For the first time since 2006, the U.S. Senate is in Republican hands.

The GOP, riding a wave of dissatisfaction against President Obama and the Democratic party, took the six seats necessary to retake the Senate Tuesday night as midterm election results poured in throughout the night. Major networks began calling the election at 11 p.m. EDT.

This news spells disaster for President Obama as he enters his final two years in office attempting to pass his policies with both the U.S. House of Representatives and the Senate controlled by a Republican majority.

Senate Minority Leader Mitch McConnell, R-Ky., is now poised to take the helm at the Senate as majority leader after easily taking the senate election in Kentucky Tuesday over Democrat opponent Alison Lundergan Grimes, Kentucky's Secretary of State.

"Tomorrow papers will say I won this race. But the truth is, tonight we begin another one, one that is far more important than mine.
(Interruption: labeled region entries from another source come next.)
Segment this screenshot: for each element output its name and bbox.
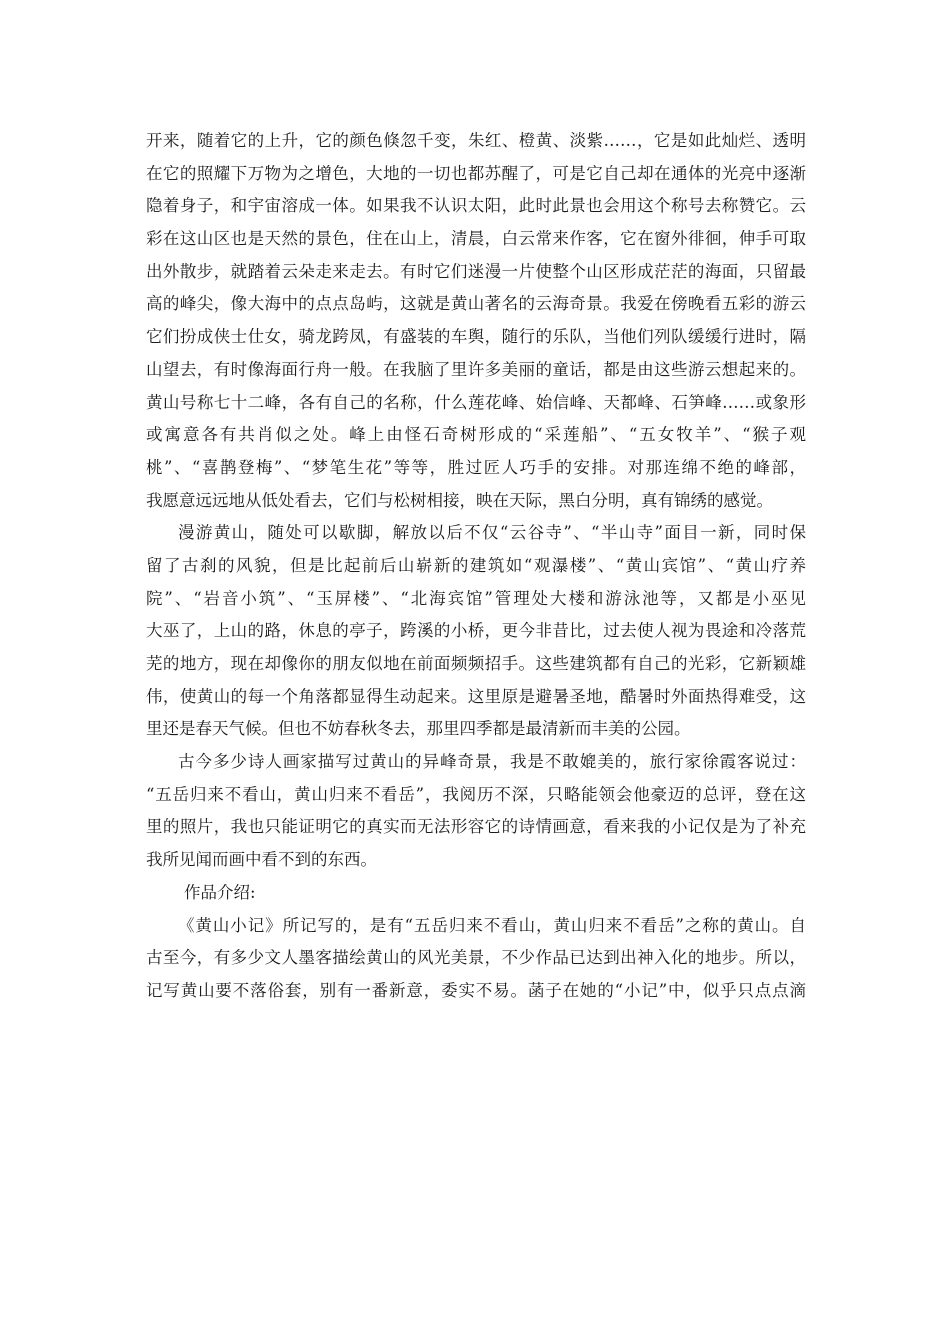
text-line: “五岳归来不看山，黄山归来不看岳”，我阅历不深，只略能领会他豪迈的总评，登在这 [146,784,806,804]
text-line: 在它的照耀下万物为之增色，大地的一切也都苏醒了，可是它自己却在通体的光亮中逐渐 [146,163,806,183]
text-line: 它们扮成侠士仕女，骑龙跨凤，有盛装的车舆，随行的乐队，当他们列队缓缓行进时，隔 [146,327,806,347]
text-line: 隐着身子，和宇宙溶成一体。如果我不认识太阳，此时此景也会用这个称号去称赞它。云 [146,196,806,216]
text-line: 黄山号称七十二峰，各有自己的名称，什么莲花峰、始信峰、天都峰、石笋峰……或象形 [146,392,806,412]
document-body [146,125,806,1008]
text-line: 我所见闻而画中看不到的东西。 [146,850,377,870]
text-line: 山望去，有时像海面行舟一般。在我脑了里许多美丽的童话，都是由这些游云想起来的。 [146,359,806,379]
paragraph-start-line: 《黄山小记》所记写的，是有“五岳归来不看山，黄山归来不看岳”之称的黄山。自 [178,915,806,935]
text-line: 古至今，有多少文人墨客描绘黄山的风光美景，不少作品已达到出神入化的地步。所以， [146,948,806,968]
text-line: 彩在这山区也是天然的景色，住在山上，清晨，白云常来作客，它在窗外徘徊，伸手可取 [146,229,806,249]
paragraph-start-line: 古今多少诗人画家描写过黄山的异峰奇景，我是不敢媲美的，旅行家徐霞客说过： [178,752,806,772]
text-line: 里还是春天气候。但也不妨春秋冬去，那里四季都是最清新而丰美的公园。 [146,719,691,739]
text-line: 开来，随着它的上升，它的颜色倏忽千变，朱红、橙黄、淡紫……，它是如此灿烂、透明 [146,131,806,150]
text-line: 里的照片，我也只能证明它的真实而无法形容它的诗情画意，看来我的小记仅是为了补充 [146,817,806,837]
text-line: 留了古刹的风貌，但是比起前后山崭新的建筑如“观瀑楼”、“黄山宾馆”、“黄山疗养 [146,555,806,575]
text-line: 桃”、“喜鹊登梅”、“梦笔生花”等等，胜过匠人巧手的安排。对那连绵不绝的峰部， [146,457,806,477]
text-line: 出外散步，就踏着云朵走来走去。有时它们迷漫一片使整个山区形成茫茫的海面，只留最 [146,261,806,281]
paragraph-start-line: 漫游黄山，随处可以歇脚，解放以后不仅“云谷寺”、“半山寺”面目一新，同时保 [178,523,806,543]
text-line: 高的峰尖，像大海中的点点岛屿，这就是黄山著名的云海奇景。我爱在傍晚看五彩的游云 [146,294,806,314]
text-line: 或寓意各有共肖似之处。峰上由怪石奇树形成的“采莲船”、“五女牧羊”、“猴子观 [146,425,806,445]
section-heading: 作品介绍: [184,882,256,902]
text-line: 大巫了，上山的路，休息的亭子，跨溪的小桥，更今非昔比，过去使人视为畏途和冷落荒 [146,621,806,641]
text-line: 我愿意远远地从低处看去，它们与松树相接，映在天际，黑白分明，真有锦绣的感觉。 [146,490,773,510]
text-line: 记写黄山要不落俗套，别有一番新意，委实不易。菡子在她的“小记”中，似乎只点点滴 [146,980,806,1000]
text-line: 院”、“岩音小筑”、“玉屏楼”、“北海宾馆”管理处大楼和游泳池等，又都是小巫见 [146,588,806,608]
text-line: 伟，使黄山的每一个角落都显得生动起来。这里原是避暑圣地，酷暑时外面热得难受，这 [146,686,806,706]
text-line: 芜的地方，现在却像你的朋友似地在前面频频招手。这些建筑都有自己的光彩，它新颖雄 [146,654,806,673]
And that is the race to turn this country around," McConnell told supporters at his Tuesday victory speech.

Perhaps hinting at a sign of things to come regarding the strained relationship between President Obama and Congressional Republicans, McConnell said, "I don't expect the president to wake up tomorrow and view the world any differently than he did this morning. He knows I won't either."

As of 12 a.m. EST Wednesday, Republicans were projected to have taken new Senate seats in Arkansas, Colorado, Montana, West Virginia, Iowa, North Carolina and South Dakota, states previously held by Democrats in the Senate.
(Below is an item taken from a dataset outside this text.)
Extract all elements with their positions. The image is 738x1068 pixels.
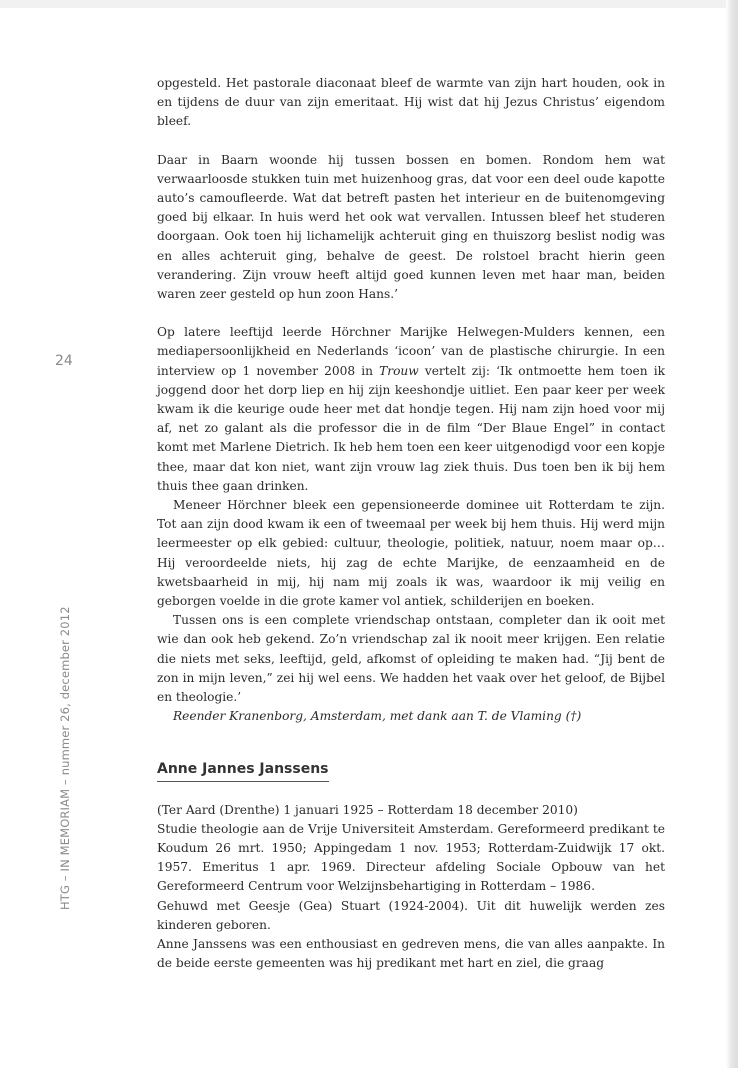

Senate Democrats campaigning this year were distancing themselves from President Obama in light of the president's growing unpopularity with voters amid concerns over the economy, the rise of ISIS in the Middle East, Obamacare and other issues plaguing the Obama administration.

New polls show President Obama's popularity at an all-time low, with only 44 percent of Americans confident in the job he is doing in office. In addition, a recent ABC poll illustrated that President Obama's popularity among Hispanics--a group central to his re-election win in 2012--fell by 19 percent. This drop may have reflected Latinos being disenfranchised with Obama's decision to hold off on taking executive action on immigration reform.